Aki Hilal, Uzunaslan Didem, Saygin Caner, Batur Sebnem, Tuzuner Nukhet, Kafadar Ali, Ongoren Seniz, Oz Buge
Department of Pathology, Istanbul University, Cerrahpasa Faculty of Medicine, Istanbul, Turkey.
Int J Clin Exp Pathol. 2013 May 15;6(6):1068-75. Print 2013.
Primary central nervous system lymphoma (PCNSL) is defined as the involvement of brain, leptomeninges, eyes or spinal cord by non-Hodgkin lymphoma.
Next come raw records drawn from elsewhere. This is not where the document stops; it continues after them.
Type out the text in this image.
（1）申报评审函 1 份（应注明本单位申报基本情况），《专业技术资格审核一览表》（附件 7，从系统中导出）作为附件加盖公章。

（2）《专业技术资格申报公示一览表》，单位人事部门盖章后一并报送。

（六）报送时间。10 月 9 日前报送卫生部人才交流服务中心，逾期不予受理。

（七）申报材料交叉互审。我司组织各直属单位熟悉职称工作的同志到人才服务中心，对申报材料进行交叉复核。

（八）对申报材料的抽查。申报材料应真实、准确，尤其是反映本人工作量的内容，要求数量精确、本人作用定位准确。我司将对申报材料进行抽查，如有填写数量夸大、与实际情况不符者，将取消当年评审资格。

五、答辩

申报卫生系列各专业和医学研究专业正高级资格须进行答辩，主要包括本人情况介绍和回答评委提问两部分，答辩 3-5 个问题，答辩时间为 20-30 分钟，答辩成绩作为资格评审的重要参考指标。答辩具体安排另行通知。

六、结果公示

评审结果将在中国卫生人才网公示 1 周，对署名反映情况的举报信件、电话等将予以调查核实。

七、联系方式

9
The role of various prognostic markers in predicting adverse outcome is debated.
To investigate the clinical and immunohistochemical findings of immunocompetent PCNSL cases (39 cases) diagnosed at the study center, and evaluate the influence of potential prognostic factors on overall survival (OS) of patients.
Data regarding patient characteristics, neuroimaging, pathological and immunohistochemical features and follow-up were obtained from patient records. The influence of potential prognostic parameters on OS was investigated by log-rank test and Cox regression analysis.
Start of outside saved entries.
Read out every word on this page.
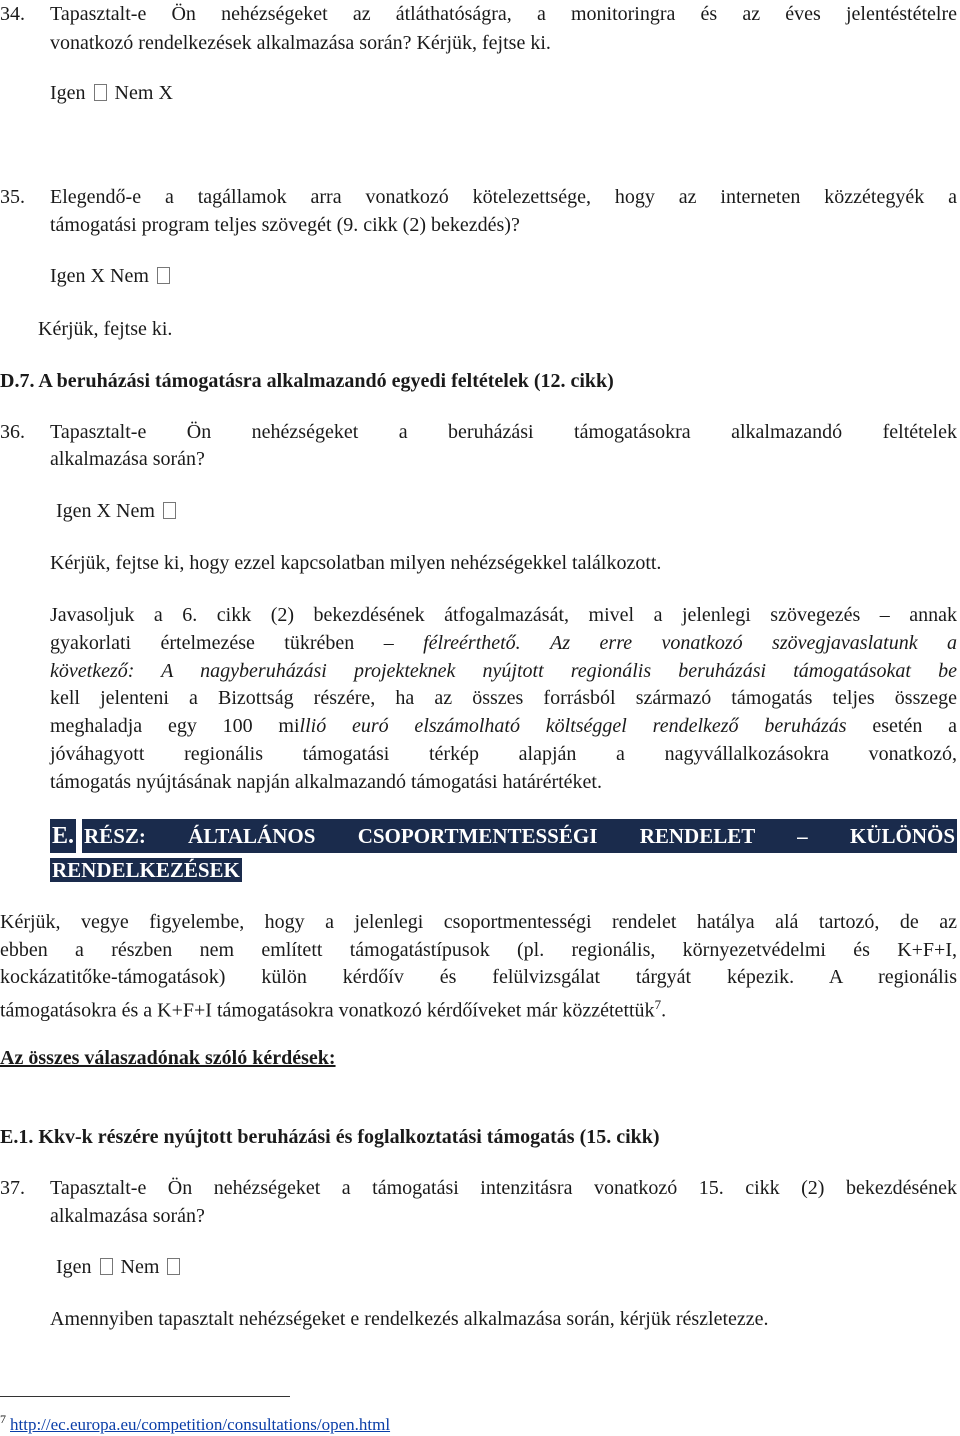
34. Tapasztalt-e Ön nehézségeket az átláthatóságra, a monitoringra és az éves jelentéstételre
vonatkozó rendelkezések alkalmazása során? Kérjük, fejtse ki.
Igen Nem X
35. Elegendő-e a tagállamok arra vonatkozó kötelezettsége, hogy az interneten közzétegyék a
támogatási program teljes szövegét (9. cikk (2) bekezdés)?
Igen X Nem
Kérjük, fejtse ki.
D.7. A beruházási támogatásra alkalmazandó egyedi feltételek (12. cikk)
36. Tapasztalt-e Ön nehézségeket a beruházási támogatásokra alkalmazandó feltételek
alkalmazása során?
Igen X Nem
Kérjük, fejtse ki, hogy ezzel kapcsolatban milyen nehézségekkel találkozott.
Javasoljuk a 6. cikk (2) bekezdésének átfogalmazását, mivel a jelenlegi szövegezés – annak
gyakorlati értelmezése tükrében – félreérthető. Az erre vonatkozó szövegjavaslatunk a
következő: A nagyberuházási projekteknek nyújtott regionális beruházási támogatásokat be
kell jelenteni a Bizottság részére, ha az összes forrásból származó támogatás teljes összege
meghaladja egy 100 millió euró elszámolható költséggel rendelkező beruházás esetén a
jóváhagyott regionális támogatási térkép alapján a nagyvállalkozásokra vonatkozó,
támogatás nyújtásának napján alkalmazandó támogatási határértéket.
E. RÉSZ: ÁLTALÁNOS CSOPORTMENTESSÉGI RENDELET – KÜLÖNÖS
RENDELKEZÉSEK
Kérjük, vegye figyelembe, hogy a jelenlegi csoportmentességi rendelet hatálya alá tartozó, de az
ebben a részben nem említett támogatástípusok (pl. regionális, környezetvédelmi és K+F+I,
kockázatitőke-támogatások) külön kérdőív és felülvizsgálat tárgyát képezik. A regionális
támogatásokra és a K+F+I támogatásokra vonatkozó kérdőíveket már közzétettük$^7$.
Az összes válaszadónak szóló kérdések:
E.1. Kkv-k részére nyújtott beruházási és foglalkoztatási támogatás (15. cikk)
37. Tapasztalt-e Ön nehézségeket a támogatási intenzitásra vonatkozó 15. cikk (2) bekezdésének
alkalmazása során?
Igen Nem
Amennyiben tapasztalt nehézségeket e rendelkezés alkalmazása során, kérjük részletezze.
$^7$ http://ec.europa.eu/competition/consultations/open.html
Patients who received combined chemotherapy and radiotherapy had a significantly better OS when compared to chemotherapy alone. Other variables included in this study were not associated with a significant survival advantage.
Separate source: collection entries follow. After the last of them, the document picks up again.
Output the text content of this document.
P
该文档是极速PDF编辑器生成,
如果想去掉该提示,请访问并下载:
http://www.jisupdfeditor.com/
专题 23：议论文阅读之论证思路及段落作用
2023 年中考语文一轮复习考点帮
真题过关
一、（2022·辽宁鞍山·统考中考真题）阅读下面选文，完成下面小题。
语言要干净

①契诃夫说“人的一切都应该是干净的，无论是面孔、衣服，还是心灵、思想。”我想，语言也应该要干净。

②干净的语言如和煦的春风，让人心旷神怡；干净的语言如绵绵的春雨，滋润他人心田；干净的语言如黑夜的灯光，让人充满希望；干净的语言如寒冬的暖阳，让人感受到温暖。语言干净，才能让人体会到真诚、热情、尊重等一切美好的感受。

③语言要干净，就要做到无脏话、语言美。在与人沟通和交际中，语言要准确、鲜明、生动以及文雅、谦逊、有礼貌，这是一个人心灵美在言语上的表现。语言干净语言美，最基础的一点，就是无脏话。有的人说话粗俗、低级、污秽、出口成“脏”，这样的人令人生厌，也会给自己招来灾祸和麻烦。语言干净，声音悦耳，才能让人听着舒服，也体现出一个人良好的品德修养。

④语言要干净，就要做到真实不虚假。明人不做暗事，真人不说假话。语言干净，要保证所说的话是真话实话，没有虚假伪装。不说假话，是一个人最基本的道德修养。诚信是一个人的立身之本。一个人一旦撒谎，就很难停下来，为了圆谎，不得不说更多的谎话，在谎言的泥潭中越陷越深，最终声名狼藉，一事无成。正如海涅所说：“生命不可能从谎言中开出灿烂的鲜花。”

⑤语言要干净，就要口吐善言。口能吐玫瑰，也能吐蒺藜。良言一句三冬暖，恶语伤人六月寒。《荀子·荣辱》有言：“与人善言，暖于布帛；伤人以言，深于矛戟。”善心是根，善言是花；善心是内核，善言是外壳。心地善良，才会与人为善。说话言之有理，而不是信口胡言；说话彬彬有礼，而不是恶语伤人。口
In this study, we failed to demonstrate a relationship between different clinicopathological variables and OS of patients. Prospective studies with large patient series are needed to investigate other potential prognostic factors.
原发性中枢神经系统淋巴瘤(PCNSL)定义为非霍奇金淋巴瘤累及脑、软脑膜、眼或脊髓。各种预后标志物在预测不良结局中的作用存在争议。
研究在本研究中心诊断的免疫功能正常的PCNSL病例(39例)的临床和免疫组化结果,并评估潜在预后因素对患者总生存期(OS)的影响。
从患者记录中获取有关患者特征、神经影像学、病理和免疫组化特征以及随访的数据。通过对数秩检验和Cox回归分析研究潜在预后参数对OS的影响。
与单纯化疗相比,接受联合化疗和放疗的患者OS明显更好。本研究中纳入的其他变量与显著的生存优势无关。
在本研究中,我们未能证明不同临床病理变量与患者OS之间的关系。需要对大量患者进行前瞻性研究以调查其他潜在预后因素。